Un niño, asustado, gritó y se puso en pie para comenzar a
llorar.
–No sigas, abuela, me das miedo –dijo el pequeño
sollozando–. Se acercó a “la Bastardilla” y le cogió la mano en actitud
suplicante.
–Pequeño, no debes tener miedo a los basiliscos. Debes
enfrentarte a ellos y… ¿sabes cómo? Si eres valiente, sal una mañana muy
temprano. No olvides llevar contigo un espejo y algún alimento para el camino.
Anda hacia las montañas y una vez allí, verás amanecer. Prosigue tu camino por
un pequeño sendero que verás junto al pie de la montaña. El sendero se irá
haciendo cada vez más estrecho y se adentrará en el bosque. Verás que las ramas
de los árboles cubrirán la luz del sol de la mañana. Los secos arbustos
impedirán tu paso. Será oscuro y silencioso y ese será el momento de sacar el
espejo de donde lo guardes. Llévalo contigo pase lo que pase. Seguirás andando,
pero ahora más despacio. Tu mano no deberá temblar, pequeño. Y cuando oigas un
silbido como el viento cuando baja por la chimenea, ¡rápido!, cierra los ojos,
estira firme el brazo que lleva el espejo y… ¡comienza a dar vueltas! El
basilisco se te acercará silencioso, por un lado u otro, pero allí estará
seguramente. Cuando notes en qué dirección esté la bestia (lo sabrás por su
silbido), párate y haz que el basilisco se vea a sí mismo en el espejo. Pero,
acuérdate, ¡no le mires nunca a los ojos! ¡Mantén los ojos cerrados! Morirá por
su misma mirada, sólo ella puede matarle. Será su reflejo en el espejo, su
misma mirada, su propio verdugo. Lo oirás agonizar con gritos espantosos,
gemidos horribles. Y tú no moverás el espejo, ¡sigue estirando el brazo bien
recto! Cuando el viento frío pare de soplar, cuando ya sólo se oigan los ruidos
del bosque y sientas tu brazo ligero… todo el mal habrá sido exterminado. Dios
da fuerza y voluntad a todos sus fieles. Y Dios te dará felicidad eterna por
haber vencido a una bestia del demonio.
“La Bastardilla”,
satisfecha de su reconocido buen contar, miró a todos sus nietos con una
sonrisa burlona. Todos los niños habían quedado inmóviles, callados.
El fuego aumentó por un
momento y miles de sombras alargadas se deslizaron pared arriba. Luego bajó y
los leños ardientes crepitaron con fuerza. Por unos momentos pareció
distinguirse entre las llamas la figura del basilisco reptando entre los leños.

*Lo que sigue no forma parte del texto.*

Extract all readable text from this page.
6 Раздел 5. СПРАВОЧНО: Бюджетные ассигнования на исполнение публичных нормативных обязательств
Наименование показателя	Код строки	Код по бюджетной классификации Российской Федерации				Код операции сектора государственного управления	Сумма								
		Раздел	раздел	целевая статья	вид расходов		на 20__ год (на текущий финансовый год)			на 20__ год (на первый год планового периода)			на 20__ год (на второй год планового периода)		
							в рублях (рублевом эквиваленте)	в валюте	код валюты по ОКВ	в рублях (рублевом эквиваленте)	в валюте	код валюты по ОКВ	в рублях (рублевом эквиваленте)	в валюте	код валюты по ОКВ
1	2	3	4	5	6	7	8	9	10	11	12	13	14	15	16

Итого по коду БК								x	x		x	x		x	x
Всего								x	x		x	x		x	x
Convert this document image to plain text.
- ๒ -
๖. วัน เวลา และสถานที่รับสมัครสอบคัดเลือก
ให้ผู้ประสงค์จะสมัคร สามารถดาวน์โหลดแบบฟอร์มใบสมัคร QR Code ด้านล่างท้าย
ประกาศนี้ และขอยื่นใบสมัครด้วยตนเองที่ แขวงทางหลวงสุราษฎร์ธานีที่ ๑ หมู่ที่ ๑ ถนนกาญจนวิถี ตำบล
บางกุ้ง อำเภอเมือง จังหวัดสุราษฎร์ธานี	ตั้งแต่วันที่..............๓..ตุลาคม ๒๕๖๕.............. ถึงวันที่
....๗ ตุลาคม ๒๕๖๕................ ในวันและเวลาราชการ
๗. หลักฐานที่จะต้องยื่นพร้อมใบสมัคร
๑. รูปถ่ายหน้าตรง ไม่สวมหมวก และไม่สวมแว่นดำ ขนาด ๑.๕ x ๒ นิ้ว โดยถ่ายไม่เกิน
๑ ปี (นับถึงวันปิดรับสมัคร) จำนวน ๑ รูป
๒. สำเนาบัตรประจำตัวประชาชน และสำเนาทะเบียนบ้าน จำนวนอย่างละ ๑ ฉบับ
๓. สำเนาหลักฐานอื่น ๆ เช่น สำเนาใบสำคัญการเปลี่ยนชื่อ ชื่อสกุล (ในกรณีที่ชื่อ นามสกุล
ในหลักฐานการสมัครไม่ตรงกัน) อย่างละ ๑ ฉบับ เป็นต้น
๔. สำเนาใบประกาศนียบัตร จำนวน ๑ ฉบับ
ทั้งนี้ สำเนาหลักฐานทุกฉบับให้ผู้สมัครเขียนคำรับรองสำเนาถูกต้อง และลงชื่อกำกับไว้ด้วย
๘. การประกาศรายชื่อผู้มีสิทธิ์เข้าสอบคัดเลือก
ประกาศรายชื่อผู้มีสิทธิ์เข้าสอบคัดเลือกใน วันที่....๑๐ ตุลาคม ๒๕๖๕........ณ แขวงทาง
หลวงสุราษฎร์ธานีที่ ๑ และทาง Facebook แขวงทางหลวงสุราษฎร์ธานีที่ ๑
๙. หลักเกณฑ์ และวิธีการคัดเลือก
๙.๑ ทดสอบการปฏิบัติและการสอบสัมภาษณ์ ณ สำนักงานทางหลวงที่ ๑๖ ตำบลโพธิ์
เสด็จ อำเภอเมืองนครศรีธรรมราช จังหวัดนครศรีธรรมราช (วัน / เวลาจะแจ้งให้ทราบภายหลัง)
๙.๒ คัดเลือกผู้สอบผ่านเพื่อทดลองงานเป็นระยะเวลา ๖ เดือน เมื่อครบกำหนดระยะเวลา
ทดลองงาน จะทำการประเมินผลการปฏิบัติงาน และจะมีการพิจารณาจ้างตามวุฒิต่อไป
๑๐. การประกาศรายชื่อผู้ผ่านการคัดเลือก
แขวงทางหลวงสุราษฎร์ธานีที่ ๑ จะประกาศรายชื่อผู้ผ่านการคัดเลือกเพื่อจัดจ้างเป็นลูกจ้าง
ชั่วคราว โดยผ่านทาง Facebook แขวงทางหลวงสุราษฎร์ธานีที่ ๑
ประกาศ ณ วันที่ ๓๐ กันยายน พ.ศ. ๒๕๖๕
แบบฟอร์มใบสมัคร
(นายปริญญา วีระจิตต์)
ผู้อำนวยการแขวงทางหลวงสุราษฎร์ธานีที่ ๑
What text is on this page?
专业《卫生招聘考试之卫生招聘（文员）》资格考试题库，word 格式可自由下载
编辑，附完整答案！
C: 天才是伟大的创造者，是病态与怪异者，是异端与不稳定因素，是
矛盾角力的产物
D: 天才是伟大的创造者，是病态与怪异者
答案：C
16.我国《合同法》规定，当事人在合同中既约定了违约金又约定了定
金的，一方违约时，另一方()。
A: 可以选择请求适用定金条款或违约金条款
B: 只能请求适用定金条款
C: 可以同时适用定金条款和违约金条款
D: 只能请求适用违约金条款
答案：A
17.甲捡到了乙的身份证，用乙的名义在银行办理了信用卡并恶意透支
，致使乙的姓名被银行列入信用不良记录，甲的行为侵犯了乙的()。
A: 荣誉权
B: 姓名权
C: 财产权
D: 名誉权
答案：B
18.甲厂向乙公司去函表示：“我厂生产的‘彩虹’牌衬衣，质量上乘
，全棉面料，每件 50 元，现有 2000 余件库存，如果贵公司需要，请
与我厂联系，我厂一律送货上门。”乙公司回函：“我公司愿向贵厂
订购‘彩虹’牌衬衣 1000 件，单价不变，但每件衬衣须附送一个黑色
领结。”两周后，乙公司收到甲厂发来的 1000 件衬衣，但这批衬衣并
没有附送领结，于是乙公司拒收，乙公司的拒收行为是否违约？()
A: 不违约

Todos los niños se dieron cuenta y se miraron entre sí, con asombro y complicidad.
Uno se levantó y se alejó
entre la oscuridad inquietante de la casa. Sus pequeños pasos retumbaron en lo
más profundo de las piedras del suelo. Y la abuela siguió mirando el fuego con
atención, olvidándose de todo.
Cuando el nieto que se
había levantado regresó, “la Bastardilla” se dio cuenta de que traía consigo un
pequeño espejo de tocador. El pequeño se acercó a la abuela y, sin mirarla a
los ojos, extendió su brazo hacia la cara arrugada. Abuela y nieto, sin
mirarse, sintieron el desprecio y el odio. “La Bastardilla” agarró el espejo y
lo arrojó al fuego con rabia. Todos callaron y observaron las llamas, sin nada
que decirse, conmocionados por lo que había pasado. De repente, el espejo
estalló por el calor. Un sonido agudo y crispante resonó entre las cuatro
paredes de la chimenea y su eco fue alejándose hacia arriba, como el humo del
fuego, serpenteando entre las estrellas de aquella noche fría de invierno.